• Entry type: Person
  • Entry ID: AWE6100

Rosenthal, Doreen Anne

  • Professor, AO
  • Maiden name Lapin, Doreen Anne
(1938 – )
  • Born 1938, Melbourne Victoria Australia
  • Occupation Feminist, Professor, Psychologist

Summary

Doreen Rosenthal is a national and international leader in research on adolescent development. This led to innovative and sustained research on adolescent sexuality and sexual health at a time when the HIV/AIDS epidemic had become a significant problem for public health. She served as a member of the Committee for Gender Studies at the University of Melbourne from 1986. She was made an Officer of the Order of Australia , is a Fellow of the Academy of Social Sciences in Australia and is on the Victorian Honour Roll of Women. Doreen is an Honorary Life Member, Victorian AIDS Council.

Details

Doreen Rosenthal was born in Melbourne in 1938 into a family of European origin. Her grandparents, all born in Russia, immigrated to Australia in the mid 1920s, with their children. Her mother, Judith, once married, maintained a traditional role of homemaker and her father was a manufacturer then retailer of women’s clothing. One of three daughters, Doreen attended Elwood Central School where she was School Captain and House Captain in her final year. From 1952-55, she attended MacRobertson Girls’ High School, then as now a selective girls only high school. She matriculated in 1955 having been Prefect and House Captain in her final year. After withdrawing from Pharmacy College, she worked as a receptionist until her marriage in 1958 to Jon David Rosenthal. Her three children, Mark, Simon and Joanna, were born before she commenced a Diploma of Social Studies at the University of Melbourne. After one year, her interest in psychology led her to switch to an Honours Degree in that subject. She graduated in 1972 with a First Class Honours Degree, winning the Dwight Prizes for First Place in Arts ( Psychology).

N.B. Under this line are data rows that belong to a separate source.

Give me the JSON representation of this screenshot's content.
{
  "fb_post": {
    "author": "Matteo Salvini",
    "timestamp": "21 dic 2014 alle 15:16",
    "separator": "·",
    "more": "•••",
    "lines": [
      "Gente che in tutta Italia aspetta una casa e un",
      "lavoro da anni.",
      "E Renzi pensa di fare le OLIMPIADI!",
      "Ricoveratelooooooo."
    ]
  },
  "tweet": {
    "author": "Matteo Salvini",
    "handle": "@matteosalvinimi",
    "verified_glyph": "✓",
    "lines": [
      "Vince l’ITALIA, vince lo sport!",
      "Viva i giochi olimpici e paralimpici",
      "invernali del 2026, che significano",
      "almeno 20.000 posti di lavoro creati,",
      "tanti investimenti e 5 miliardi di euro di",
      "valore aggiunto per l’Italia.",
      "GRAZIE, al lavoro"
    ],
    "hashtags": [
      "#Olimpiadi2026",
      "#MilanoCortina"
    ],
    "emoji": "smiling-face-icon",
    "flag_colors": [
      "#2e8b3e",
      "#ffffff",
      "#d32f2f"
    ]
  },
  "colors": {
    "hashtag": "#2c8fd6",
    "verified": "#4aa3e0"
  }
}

Following completion of her PhD in 1975, she began as a lecturer at Melbourne State College. In 1980 she returned as an academic to the Psychology Department at Melbourne University where she became a Reader in Psychology. During this time she was a member of the newly formed Committee for Gender Studies, a group of women academics from may disciplines that supported and encouraged equal opportunity policies and practices within the university. Doreen was also founding President of the Association of Women on Campus at the University of Melbourne, formed to provide women with a formal voice within the institution. She became Founding Professor and Director of a new VicHealth funded Centre for the Prevention of Sexually Transmitted Diseases, now the Australian research Centre in Sex, Health and Society ( ARCSHS). The Centre became pre-eminent in multidisciplinary social research, focusing on HIV prevention and education, with significant funding from the Federal Health Department. During her time there, she encouraged the inclusion of gender issues in Centre research and its dissemination. After several years as Associate Dean ( Research), in the Faculty of Health Sciences at La Trobe University, Doreen took a five-year post as Professor of Women’s Health at the University of Melbourne as Director of the Key Centre for Women’s health in Society that had become part of the new School of Population Health. In both Centres a key focus was on ensuring that research outcomes were included in policy and practice agendas wherever possible.

In 2008, following her retirement, Doreen was made Professor Emerita in the School of Population Health. Since retiring she has co-written four books, three of these focusing on women’s roles in later life – as grandmothers ( New Age Nanas: Being a Grandmother in the 21st Century: Grandparenting: Contemporary Perspectives), and as retirees ( Women in Retirement: Challenges of a new Life Stage).

Doreen has been a member of key national and state advisory committees that provide policy advice to relevant ministers. She was a Deputy Chairperson of the Australian National Council on AIDS, Chairperson of the Council’s Education and Prevention Sub-Committee and a member of the Australian Health Ethics Committee. In Victoria she was a member of the Victorian Ministerial Advisory Committee on AIDS and Deputy Chairman of its Education Working Group. In these roles she played an active part in helping to shape Australia’s HIV/AIDS policies, in particular, those policies focussed on prevention education.